Mario Praz facts for kids
Mario Praz (born September 6, 1896, in Rome; died March 23, 1982, in Rome) was an Italian expert in art and literature. He was also a well-known scholar of English literature. His most famous book, The Romantic Agony (published in 1933), explored dark and intense themes in European writing from the late 1700s and 1800s. The book was first written in Italian in 1930.
Contents
Biography
Mario Praz's father, Luciano Praz, worked at a bank and passed away in 1900. His mother, Giulia Testa di Marsciano, later married Carlo Targioni, a doctor.
Praz studied at the University of Bologna from 1914 to 1915. He earned a law degree from the University of Rome in 1918. Later, he received a doctorate in literature from the University of Florence in 1920.
In 1934, Mario Praz married Vivyan Leonora Eyles. She was a lecturer in English literature at the University of Liverpool. They had one daughter, Lucia Praz, born in 1938.
Today, Praz's former home in Palazzo Primoli in Rome is a museum called the Museo Mario Praz. The famous writer Orhan Pamuk once called it "the most magnificent writer's museum I had seen."
Life and Writings
Mario Praz was a respected Italian art critic and a scholar of the English language. He taught Italian Studies at the Victoria University of Manchester from 1932 to 1934. After that, he taught English Literature at the University of Rome from 1934 until he retired in 1966.
In 1962, Queen Elizabeth II honored him by making him a Knight Commander of the Order of the British Empire (KBE). This is a very special award.
While Praz is best known for his work in English literature, he also made big contributions to how we understand interior design and decoration. His ideas from The Romantic Agony influenced his writings on design and art.
Praz used this writing style in two important design books: The House of Life and An Illustrated History of Interior Design. These books explore his ideas about how a space feels inside. They also show how people make a space their own. His important book Studies in Seventeenth-Century Imagery (first published in 1939) was one of the first to study and list early modern emblems and personal devices. These were like symbolic pictures with meanings.
Design Writings
Mario Praz had a big impact on how people write about interior design and its history. His book, An Illustrated History of Interior Decoration from Pompeii to Art Nouveau, became like a photo album of design. It helped people rediscover this interesting art form.
His work shows pictures of homes from ancient Greece all the way to the Art Nouveau period. It includes comments on them. The images show the inside of Greek, Roman, Medieval, Renaissance, and Victorian homes in Europe. They capture details like carpets, furniture, pictures, fabrics, wall colors, curtains, and lighting. Praz carefully documented all these features. This helped create a new way to record the history of interior spaces.
Praz also changed how interior design has been studied since the mid-1900s. He helped grow the study of design history. His book, An Illustrated History of Interior Decoration, combines art history with ideas about how objects fill a space.

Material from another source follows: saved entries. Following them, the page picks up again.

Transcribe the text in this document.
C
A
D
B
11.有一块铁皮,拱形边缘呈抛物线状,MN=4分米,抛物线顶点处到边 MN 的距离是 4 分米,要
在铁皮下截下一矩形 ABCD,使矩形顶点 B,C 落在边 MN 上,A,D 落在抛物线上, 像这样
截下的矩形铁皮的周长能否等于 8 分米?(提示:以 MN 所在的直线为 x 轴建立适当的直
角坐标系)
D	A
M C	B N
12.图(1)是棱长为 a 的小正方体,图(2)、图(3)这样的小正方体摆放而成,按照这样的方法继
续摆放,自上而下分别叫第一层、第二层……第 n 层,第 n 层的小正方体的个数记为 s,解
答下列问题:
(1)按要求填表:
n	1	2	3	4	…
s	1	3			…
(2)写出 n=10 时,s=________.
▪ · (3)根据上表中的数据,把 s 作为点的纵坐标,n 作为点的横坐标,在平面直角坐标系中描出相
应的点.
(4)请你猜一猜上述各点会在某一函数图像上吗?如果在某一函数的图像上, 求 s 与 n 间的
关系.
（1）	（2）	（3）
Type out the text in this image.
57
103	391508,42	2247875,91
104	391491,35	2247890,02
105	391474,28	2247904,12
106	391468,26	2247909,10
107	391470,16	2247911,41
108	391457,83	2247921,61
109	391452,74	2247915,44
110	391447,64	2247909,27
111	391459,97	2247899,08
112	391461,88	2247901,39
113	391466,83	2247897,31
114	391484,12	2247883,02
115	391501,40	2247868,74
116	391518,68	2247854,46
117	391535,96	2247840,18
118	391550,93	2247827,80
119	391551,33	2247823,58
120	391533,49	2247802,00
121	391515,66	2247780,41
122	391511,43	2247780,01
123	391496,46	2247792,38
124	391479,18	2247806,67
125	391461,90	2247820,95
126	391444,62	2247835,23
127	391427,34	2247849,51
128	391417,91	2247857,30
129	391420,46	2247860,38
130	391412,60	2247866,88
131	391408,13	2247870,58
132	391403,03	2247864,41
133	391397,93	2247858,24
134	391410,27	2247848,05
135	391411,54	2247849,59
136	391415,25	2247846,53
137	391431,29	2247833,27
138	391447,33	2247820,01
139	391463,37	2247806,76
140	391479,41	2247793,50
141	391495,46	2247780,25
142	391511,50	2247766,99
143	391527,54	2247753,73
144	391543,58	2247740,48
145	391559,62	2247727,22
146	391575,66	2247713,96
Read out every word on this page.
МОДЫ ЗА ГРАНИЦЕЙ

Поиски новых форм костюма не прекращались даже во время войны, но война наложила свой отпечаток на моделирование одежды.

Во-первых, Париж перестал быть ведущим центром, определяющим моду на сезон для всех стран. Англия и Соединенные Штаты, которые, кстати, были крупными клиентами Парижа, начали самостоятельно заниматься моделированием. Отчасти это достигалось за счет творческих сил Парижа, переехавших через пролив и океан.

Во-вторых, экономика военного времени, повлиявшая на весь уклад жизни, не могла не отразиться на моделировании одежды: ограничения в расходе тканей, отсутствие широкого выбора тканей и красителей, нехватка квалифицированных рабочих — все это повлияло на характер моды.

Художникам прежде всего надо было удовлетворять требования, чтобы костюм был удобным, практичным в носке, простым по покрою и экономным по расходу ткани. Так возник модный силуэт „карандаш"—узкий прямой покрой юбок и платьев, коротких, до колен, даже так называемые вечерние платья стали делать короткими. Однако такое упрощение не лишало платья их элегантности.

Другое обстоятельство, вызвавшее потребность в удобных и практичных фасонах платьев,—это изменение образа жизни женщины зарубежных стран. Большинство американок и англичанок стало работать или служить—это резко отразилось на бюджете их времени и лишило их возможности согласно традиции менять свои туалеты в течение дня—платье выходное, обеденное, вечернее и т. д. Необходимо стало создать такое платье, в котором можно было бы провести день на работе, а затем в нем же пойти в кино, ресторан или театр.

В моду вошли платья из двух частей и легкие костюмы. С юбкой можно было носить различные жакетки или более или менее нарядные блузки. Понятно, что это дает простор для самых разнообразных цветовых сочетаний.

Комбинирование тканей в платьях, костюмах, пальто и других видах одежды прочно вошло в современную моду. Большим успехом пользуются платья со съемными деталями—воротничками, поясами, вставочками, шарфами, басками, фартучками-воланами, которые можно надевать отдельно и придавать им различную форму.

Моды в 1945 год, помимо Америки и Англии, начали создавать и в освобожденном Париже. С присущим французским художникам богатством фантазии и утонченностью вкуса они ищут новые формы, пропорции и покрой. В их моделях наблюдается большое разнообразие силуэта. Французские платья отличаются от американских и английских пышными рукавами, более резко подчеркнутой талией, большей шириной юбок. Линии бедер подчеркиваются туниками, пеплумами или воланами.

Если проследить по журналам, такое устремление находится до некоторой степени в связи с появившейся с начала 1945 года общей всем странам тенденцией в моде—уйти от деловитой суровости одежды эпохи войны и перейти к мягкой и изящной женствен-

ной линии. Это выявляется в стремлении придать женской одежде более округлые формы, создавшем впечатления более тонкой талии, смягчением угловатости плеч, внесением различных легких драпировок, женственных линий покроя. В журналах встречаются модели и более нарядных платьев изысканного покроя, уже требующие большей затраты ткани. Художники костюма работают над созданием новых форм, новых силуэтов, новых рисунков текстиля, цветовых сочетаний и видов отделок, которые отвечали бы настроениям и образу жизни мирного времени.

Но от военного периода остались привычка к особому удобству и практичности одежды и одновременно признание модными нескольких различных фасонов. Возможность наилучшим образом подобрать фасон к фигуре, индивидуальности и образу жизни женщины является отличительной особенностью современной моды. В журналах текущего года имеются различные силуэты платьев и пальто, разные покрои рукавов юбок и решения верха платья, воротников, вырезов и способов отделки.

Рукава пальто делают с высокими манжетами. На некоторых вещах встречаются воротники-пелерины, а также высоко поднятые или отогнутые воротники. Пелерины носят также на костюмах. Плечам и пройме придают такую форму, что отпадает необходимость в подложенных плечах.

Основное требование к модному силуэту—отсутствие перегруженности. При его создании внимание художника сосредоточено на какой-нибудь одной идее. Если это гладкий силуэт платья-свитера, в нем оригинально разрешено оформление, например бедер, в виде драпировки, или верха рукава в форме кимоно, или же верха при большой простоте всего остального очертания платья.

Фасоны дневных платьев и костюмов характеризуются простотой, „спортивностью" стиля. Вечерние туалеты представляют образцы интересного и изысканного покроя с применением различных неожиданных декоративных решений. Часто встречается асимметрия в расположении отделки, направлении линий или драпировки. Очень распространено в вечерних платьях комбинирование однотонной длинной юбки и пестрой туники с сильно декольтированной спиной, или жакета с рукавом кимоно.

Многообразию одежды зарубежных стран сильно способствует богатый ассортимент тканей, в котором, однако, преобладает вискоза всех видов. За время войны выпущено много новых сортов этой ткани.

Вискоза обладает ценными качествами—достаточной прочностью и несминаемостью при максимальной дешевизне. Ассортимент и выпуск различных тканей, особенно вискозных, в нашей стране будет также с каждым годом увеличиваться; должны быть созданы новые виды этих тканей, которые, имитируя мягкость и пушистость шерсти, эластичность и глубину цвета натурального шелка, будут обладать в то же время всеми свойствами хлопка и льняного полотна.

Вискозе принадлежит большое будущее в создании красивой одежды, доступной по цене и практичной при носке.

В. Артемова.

Praz was one of the first experts to connect art history with the inside of a room. He was also one of the first to notice that furniture shows who a person is. He wrote that "furnishings are tangible artifacts of social history." Praz believed that a house and its inside are always changing and need to be furnished. He thought that furniture, the home, and the interior all show the "character or the personality of the occupant." Praz showed how people completely influence how their house looks inside. His own book, The House of Life, shows this idea in his own home.
The House of Life is a great way to understand how an interior can show a person's personality. In this book, Praz describes his own apartment in Rome, where he lived for 30 years. He goes "room by room," sharing stories about his furniture and what it meant to him. This detailed account lets readers explore his home. It helps them understand his world through his eyes. His writing shows how he used and lived in his space. This detailed way of writing has been copied by other design writers.
The idea of horror vacui (meaning "fear of empty space") in art is linked to Praz. He used this term to describe very cluttered interior designs.
Critical Views on Design Writing
People had different opinions about Praz's design work. For example, Edmund Wilson called Praz's work a "masterpiece." However, Cyril Connolly said The House of Life was "one of the most boring books I have ever read."
Critical Views
Mario Praz was highly admired in Italy and other countries. Edmund Wilson, in his writing "The Genie of the Via Giulia," said that Praz "will come to be known to posterity—so far as a foreigner can judge—as one of the best Italian writers of his time."